2010). Gelman et al. (
2011) investigated a subarea of pPOA2 that expresses
Dbx1, from where a separate population of derived GABAergic cells migrate into the cortex, invading predominantly its deep layers. Phenotypic analysis of these cells at P14 suggested that nearly 50 % of the cortical preoptic-derived
Dbx1 cells contain PV (the authors comment that the proportion may be larger, though, since this marker is a late differentiating one, and many of the observed GABAergic
Dbx1-derived cells did not express any peptidic markers) and approximately 25 % contained SST. They deduced that both PV and SST cells are produced at the pPOA2 area. This observation is contradictory with our observations, because we never saw
Sst cells arising within the preoptic area. We would thus predict that the SST elements observed by Gelman et al. (
2011) most probably originated likewise in the Dg area. Primary evidence that can be adduced in favor of this interpretation is the expression of
Dbx1 mapped at E11.5 in the Allen Developing Mouse Brain Atlas (
http://www.developingmouse.brain-map.org); the available sagittal and coronal sections both illustrate that at this stage the expression domain of
Dbx1 extends more importantly across Dg than across the preoptic area. Part of the
Dbx1-derived cells may be thus diagonal in character, rather than preoptic. Gelman et al. (2011) further acknowledged that permanent tracing of
Dbx1-derived cells in Dbx1
Cre; ROSA26
YFP embryos generated ‘a few clones of YFP-expressing cells… in the MGE’. The authors checked the relationship of
Dbx1-derived cells with
Lhx6-derived cells (
Lhx6 is a general MGE marker excluded from the POA; Liodis et al.

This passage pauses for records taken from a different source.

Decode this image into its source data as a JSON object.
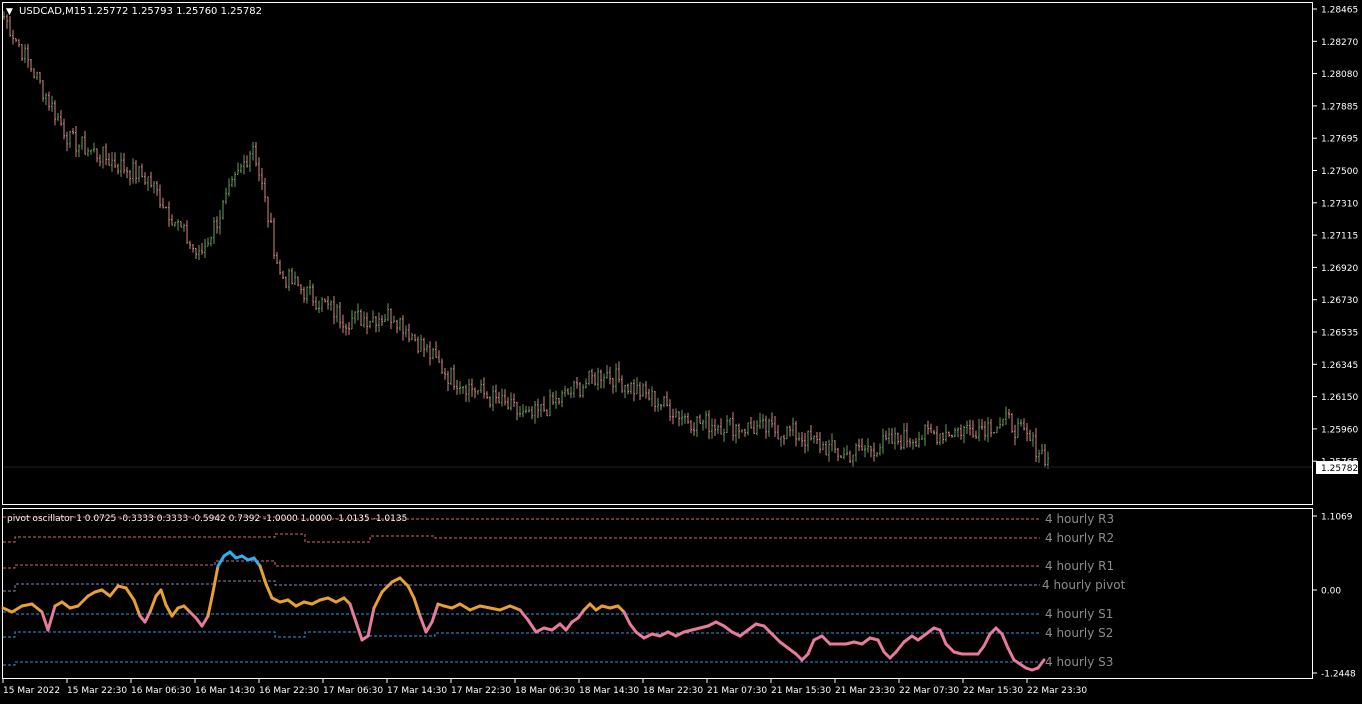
{
  "symbol_header": {
    "arrow": "▼",
    "symbol": "USDCAD,M15",
    "ohlc": "1.25772 1.25793 1.25760 1.25782"
  },
  "colors": {
    "background": "#000000",
    "frame": "#ffffff",
    "bull_bar": "#6b9a5a",
    "bear_bar": "#d08880",
    "price_tag_bg": "#ffffff",
    "osc_neutral": "#e8a030",
    "osc_low": "#e87a9a",
    "osc_high": "#2eb0f0",
    "level_r": "#d26a6a",
    "level_pivot": "#8a8ab0",
    "level_s": "#2e9adf",
    "level_label": "#8c8c8c"
  },
  "price_axis": {
    "ticks": [
      "1.28465",
      "1.28270",
      "1.28080",
      "1.27885",
      "1.27695",
      "1.27500",
      "1.27310",
      "1.27115",
      "1.26920",
      "1.26730",
      "1.26535",
      "1.26345",
      "1.26150",
      "1.25960",
      "1.25765"
    ],
    "current_price": "1.25782"
  },
  "indicator": {
    "header": "pivot oscillator 1 0.0725 -0.3333 0.3333 -0.5942 0.7392 -1.0000 1.0000 -1.0135 -1.0135",
    "axis_ticks": [
      "1.1069",
      "0.00",
      "-1.2448"
    ],
    "levels": [
      {
        "label": "4 hourly R3",
        "kind": "r"
      },
      {
        "label": "4 hourly R2",
        "kind": "r"
      },
      {
        "label": "4 hourly R1",
        "kind": "r"
      },
      {
        "label": "4 hourly pivot",
        "kind": "pivot"
      },
      {
        "label": "4 hourly S1",
        "kind": "s"
      },
      {
        "label": "4 hourly S2",
        "kind": "s"
      },
      {
        "label": "4 hourly S3",
        "kind": "s"
      }
    ]
  },
  "time_axis": {
    "labels": [
      "15 Mar 2022",
      "15 Mar 22:30",
      "16 Mar 06:30",
      "16 Mar 14:30",
      "16 Mar 22:30",
      "17 Mar 06:30",
      "17 Mar 14:30",
      "17 Mar 22:30",
      "18 Mar 06:30",
      "18 Mar 14:30",
      "18 Mar 22:30",
      "21 Mar 07:30",
      "21 Mar 15:30",
      "21 Mar 23:30",
      "22 Mar 07:30",
      "22 Mar 15:30",
      "22 Mar 23:30"
    ]
  },
  "chart_data": {
    "type": "line",
    "title": "USDCAD,M15",
    "price_close_path": [
      {
        "x": "15 Mar 2022",
        "y": 1.2842
      },
      {
        "x": "15 Mar 22:30",
        "y": 1.2768
      },
      {
        "x": "16 Mar 06:30",
        "y": 1.2745
      },
      {
        "x": "16 Mar 14:30",
        "y": 1.2698
      },
      {
        "x": "16 Mar 14:30+",
        "y": 1.2766
      },
      {
        "x": "16 Mar 22:30",
        "y": 1.2688
      },
      {
        "x": "17 Mar 06:30",
        "y": 1.2661
      },
      {
        "x": "17 Mar 14:30",
        "y": 1.2664
      },
      {
        "x": "17 Mar 22:30",
        "y": 1.2628
      },
      {
        "x": "18 Mar 06:30",
        "y": 1.2602
      },
      {
        "x": "18 Mar 14:30",
        "y": 1.263
      },
      {
        "x": "18 Mar 22:30",
        "y": 1.26
      },
      {
        "x": "21 Mar 07:30",
        "y": 1.2594
      },
      {
        "x": "21 Mar 15:30",
        "y": 1.258
      },
      {
        "x": "21 Mar 23:30",
        "y": 1.259
      },
      {
        "x": "22 Mar 07:30",
        "y": 1.2595
      },
      {
        "x": "22 Mar 15:30",
        "y": 1.26
      },
      {
        "x": "22 Mar 23:30",
        "y": 1.25782
      }
    ],
    "ylim": [
      1.2556,
      1.2847
    ]
  }
}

2007); the results indicated that some 36 % of the cortical
Dbx1-derived cells co-express
Lhx6, confirming that their origin can not be purely preoptic. On the other hand, Fogarty et al. (
2007) concluded that 100 % of cortical SST cells express
Lhx6. This suggests that the 25 % of SST neurons counted by Gelman et al. (
2011) among the cortical
Dbx1 progeny may originate as we suggest within the
Dbx1+/
Lhx6+ Dg sector of the MGE.
To summarize, in our opinion the published experimental evidence on lineage-tracing of SST-positive cells seems somewhat vague and inconclusive about their precise origin within the MGE, partly due to 1) confusion in the denomination and/or tracing of the relevant progenitor areas, 2) experimental study mainly of suboptimal stages (e.g., E13.5) which allow already migrated, or migrating neurons, to be ascribed to a wrong source, and 3) insufficient use (or dearth) of efficient molecular delimitation criteria for the Pal, Dg and POA subpallial domains and their diverse septoamygdaloid sectors. The present descriptive analysis cannot correct all these problems, but provides a solid basis of data that must be made consistent with any experimental analysis, as long as the existence of invisible Sst cells is not demonstrated beyond any doubt. They also illuminate in a novel way the development of the BSTM, CeL, and globus pallidus formations, as well as the intraamygdaloid relationships of the main subpallial domains.